The Court granted various proprietary remedies to the Plaintiff, amongst others:

  • declarations and orders that the Bitcoins and sale proceeds thereof were held by the Defendant on trust for the Plaintiff, and the Defendant shall procure the transfer of the same to the Plaintiff;

  • order for all necessary accounts, inquiry and directions as to what was due to the Plaintiff and for the Defendant to transfer all such sums and property found due; and

  • order that the Defendant shall pay equitable compensation to the Plaintiff if the Plaintiff is unable to recover the Bitcoins in specie, with quantum to be assessed.

Key Takeaways

Nico demonstrates the willingness of Hong Kong Courts to provide relief, in appropriate cases, to secure assets, even in circumstances where the assets which give rise to the application are virtual rather than tangible. While the Court did not explicitly address whether Bitcoins (or crypto-assets more generally) constitute “property”, in this instant case, the Court’s willingness to order significant injunctive relief in the form of (1) a Mareva injunction to restrain the Defendant from disposing his assets in Hong Kong, including Bitcoins (up to US$2.6 million), and (2) the Discovery Order, to reveal what has become of the Bitcoins and the fund flow of the sale proceeds will provide crypto-market participants in Hong Kong with assurance of the likely approach of the Hong Kong Courts in future cases.

The Nico decision follows the approach adopted in other common law jurisdictions concerning the legal status of Bitcoins and other crypto-assets. More importantly, there appears to be an increasing willingness of courts to provide interim relief in appropriate circumstances.

English courts have held that crypto-assets, such as Bitcoin, can be treated as property under English law (see AA v Persons Unknown who demanded Bitcoin on 10th and 11th October 2019 and others [2019] EWHC 3556 (Comm) and our Firm’s briefing on this decision here). Similarly, in New Zealand, the courts held in Ruscoe v Cryptopia Ltd (in liquidation) [2020] NZHC 728 that crypto-assets constitute a form of property, and are capable of being held on trust. Earlier this year, the Singapore High Court, in CLM v CLN [2022] SGHC 46, held that crypto-assets met the definition of a “property right”, and hence the plaintiff in that case could prove a serious arguable case that the stolen crypto-assets were capable of giving rise to proprietary rights and thus could be protected with proprietary injunction. In coming to these determinations, the Singapore courts considered the growing body of case law from other jurisdictions, in particular the analysis in Ruscoe.
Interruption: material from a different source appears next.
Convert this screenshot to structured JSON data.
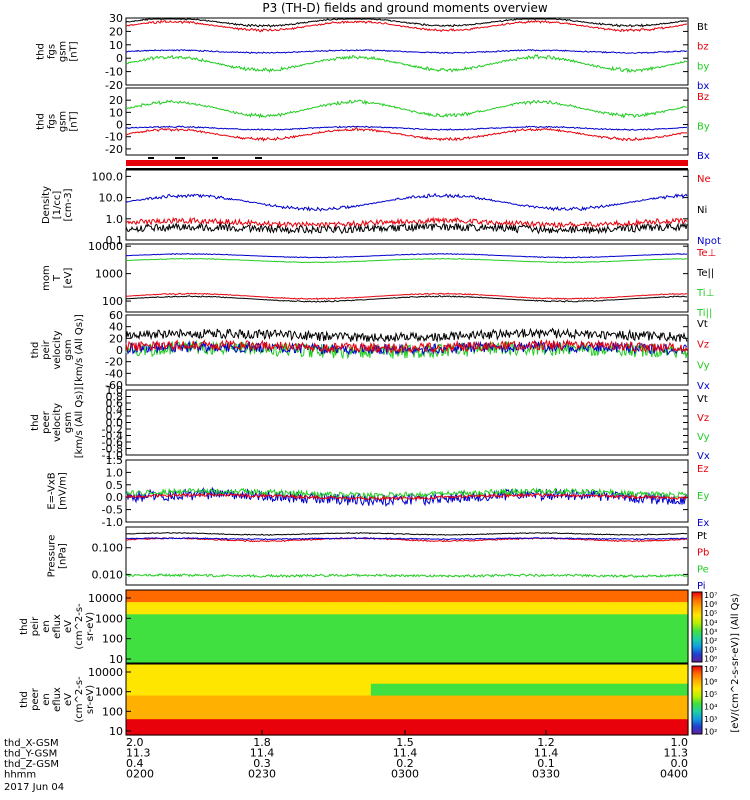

With the advent of digitalisation and the decentralisation of finance, the Nico case also demonstrates the powerful impact blockchain technology can have in the context of crypto-asset-tracing. Blockchain technology, as a type of distributed ledger technology, has an inherent feature that all historical transaction sequences are immutable, publicly accessible and traceable by all node participants. Here, the Court in Nico appeared to have relied on, amongst others, the transaction records in a Gatecoin report, together with the transactions records within the public ledger for Bitcoin, to ascertain the ownership and the transfer of the Bitcoins from the Plaintiff to the Defendant.

In the context of investors seeking redress for misappropriated crypto-assets, this a welcomed development, and an area to watch out for during the latter half of 2022, especially as the cryptocurrency market experiences a degree of recent volatility.